We’re in the first stages of growing pains. A whole new learning curve, and everyone better get used to it. After years of legislation and slowly moving toward a technologically more advanced system, it’s not likely to return to old-fashioned paper and pencils. You can’t let the genie out of the bottle.
To get a little perspective, Freightwaves spoke with Ed Kern, Vice President of Pricing and Network Strategy at Covenant Transportation Group, a larger, mostly long-haul carrier.
“ELDs really shouldn’t be a problem. A lot just don’t do it because they weren’t playing by the rules in the first place,” says Kern.
In the short term ELDs very likely will shrink the capacity of drivers who just don’t want to deal with it. At the same time, it’s sure to benefit the larger carriers, such as Covenant, who already have systems in place and have been playing by the rules all along.
Kern doesn’t agree with the drivers who argue the ELDs are too inflexible and will force drivers to drive when they’re tired. “Speeding may be an issue,” he says. “But owner-operators who already implement governors [the ability to halt gas intake in an engine at a certain speed] shouldn’t worry.”
According to Kern, most, or at least many, carriers use a governor system to maximize fuel efficiency, and also for insurance reasons. “A single crash can result in a multi-million dollar claim.”
As for dealing with the driver shortage issue, Kern says the industry will adjust and realize we need to pay drivers more money. “We also need to address the lifestyle issues, and treat them with the respect they deserve.”
Freightwaves also spoke with driver, Jeff Clark, who was driving out of a congested Chicago evening traffic at the time. Clark is a veteran driver with 29 years under his belt, 16 of them as an owner-operator.
“The ELDs don’t force you to do anything,” he says. “I’ve been using them for five years now, and the only difference is that I’m better rested.” One thing ELDs do force a driver to do is actually take that ten-hour break.
As for speeding, Clark agrees that some drivers probably will. “I’m most efficient at 62-63 miles per hour, so that’s where I tend to run. Sometimes, though, I might have to get it up to 68-70 if I need to make the run.”
Clark doesn’t buy the driver shortage thing. “It’s crap,” he says. “It’s economic-based. We need about 3.5 million drivers. We attract about 500,000 a year, but we don’t keep them.”
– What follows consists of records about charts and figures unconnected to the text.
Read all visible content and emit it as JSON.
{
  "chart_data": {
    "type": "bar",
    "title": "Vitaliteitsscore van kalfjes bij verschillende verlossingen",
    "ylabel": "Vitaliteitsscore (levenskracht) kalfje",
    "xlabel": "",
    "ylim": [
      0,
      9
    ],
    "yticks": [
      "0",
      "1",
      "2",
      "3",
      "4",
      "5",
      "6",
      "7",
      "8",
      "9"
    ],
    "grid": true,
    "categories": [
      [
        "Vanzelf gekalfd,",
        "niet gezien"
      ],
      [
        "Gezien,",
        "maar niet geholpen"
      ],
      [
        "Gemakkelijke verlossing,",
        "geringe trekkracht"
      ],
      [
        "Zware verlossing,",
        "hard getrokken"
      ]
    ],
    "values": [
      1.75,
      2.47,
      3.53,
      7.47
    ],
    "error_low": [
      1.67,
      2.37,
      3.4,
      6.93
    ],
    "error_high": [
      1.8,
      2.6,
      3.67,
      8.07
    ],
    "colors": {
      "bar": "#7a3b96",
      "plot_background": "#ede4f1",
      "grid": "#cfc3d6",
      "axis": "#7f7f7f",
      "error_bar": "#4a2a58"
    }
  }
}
Clark does believe that ELDs will tighten the supply of drivers in the short-term, but before we see drivers' rates go up, he thinks something else will have to give. “Efficiency needs to increase. When it starts costing the docks they’ll get more efficient. That will be the first change to come. Why? Because it’s cheaper than paying drivers more.”
As for ELDs, Clark says, “At first you get a little obsessed with it, but then you get used to it.” It can actually be helpful at times too, keeping drivers focused on their stats, efficiency and schedule. “I think in a year no one will be talking about this.”